Dynamic application of force and explosiveness is performed during the later stages of the preparatory phase, or in the last phase of MxS. Read “Time to Build Some Max Strength” to get a good idea of how to put together a program for this phase, that will compliment your needs and goals.
Combining MxS and Power training enhances speed and explosiveness. Not only are you increasing the amount of FT fibers you are recruiting causing a stronger contraction but you are speeding up the recruitment in general.
The initial part of the routine is performed against a heavier load this stimulates a high recruitment of Fast Twitch Muscle Fibers (FT). The follow up explosive/ quickness movements increase the firing rate of the FT Fibers. This prepares you for the quick, explosive actions required for speed-power sports during the competitive phase.
Stage Four;
This phase exemplifies periodization and its application for peak performance in athletics. During this phase of training the goal is to convert your gains in Maximum Strength in the gym and Speed/Agility on the track into practical sport specific peak performance.
Depending on the sport, position and personal goals, Maximum Strength must be converted into either Power or Muscular Endurance. Whichever the dominant ability is for your specific sport must be the focus of training and especially the focus of the Conversion phase. Triathlon and 100m Hurdles are much different in their physical requirements and thus the training is as well.
Power is the ability of the neuromuscular system to produce the greatest possible force in the shortest amount of time. You need only know that Power must be the result of either increased Strength or Speed, or a combination of both.
Neural changes help the individual muscle achieve greater performance. Increasing the speed that fast twitch muscle fibers are recruited and the tolerance of the motor neurons enhances this ability. Neuromuscular adaptation to power training techniques relate to muscular coordination. This type of adaptation leads to the CNS sending or not sending impulses to contract various muscles to more effectively perform a movement.
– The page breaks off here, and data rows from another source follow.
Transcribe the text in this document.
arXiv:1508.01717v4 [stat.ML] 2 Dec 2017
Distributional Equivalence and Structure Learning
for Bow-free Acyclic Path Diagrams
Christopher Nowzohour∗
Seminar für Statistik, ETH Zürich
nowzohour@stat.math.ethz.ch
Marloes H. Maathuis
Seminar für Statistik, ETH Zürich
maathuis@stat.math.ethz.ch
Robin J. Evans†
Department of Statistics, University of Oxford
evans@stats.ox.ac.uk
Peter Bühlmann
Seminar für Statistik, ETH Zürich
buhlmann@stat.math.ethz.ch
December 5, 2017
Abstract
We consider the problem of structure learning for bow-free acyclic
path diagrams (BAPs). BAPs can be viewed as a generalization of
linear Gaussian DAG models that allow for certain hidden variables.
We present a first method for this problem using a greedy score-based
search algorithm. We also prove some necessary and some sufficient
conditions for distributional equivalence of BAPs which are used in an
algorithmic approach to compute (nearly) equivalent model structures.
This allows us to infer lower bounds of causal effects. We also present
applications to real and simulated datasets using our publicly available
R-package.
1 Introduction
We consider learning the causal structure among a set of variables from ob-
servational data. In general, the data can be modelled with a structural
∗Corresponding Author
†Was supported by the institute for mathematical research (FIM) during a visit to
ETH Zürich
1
In short dynamic explosive movements are performed to simulate competitive conditions. This dynamic action, combine with Max Strength exercises creates an outlet for each athlete’s strength to directly affect their practical abilities and overall sport specific performance.
In conclusion, Periodization is backed by almost 70 years of sport science so although it may seem intense and a little overwhelming at times stay the course because it works. Also remember to keep reading as I promise this article will be as technical as it gets unless I’m asked to repeat it. Keep increasing your knowledge and keep training hard.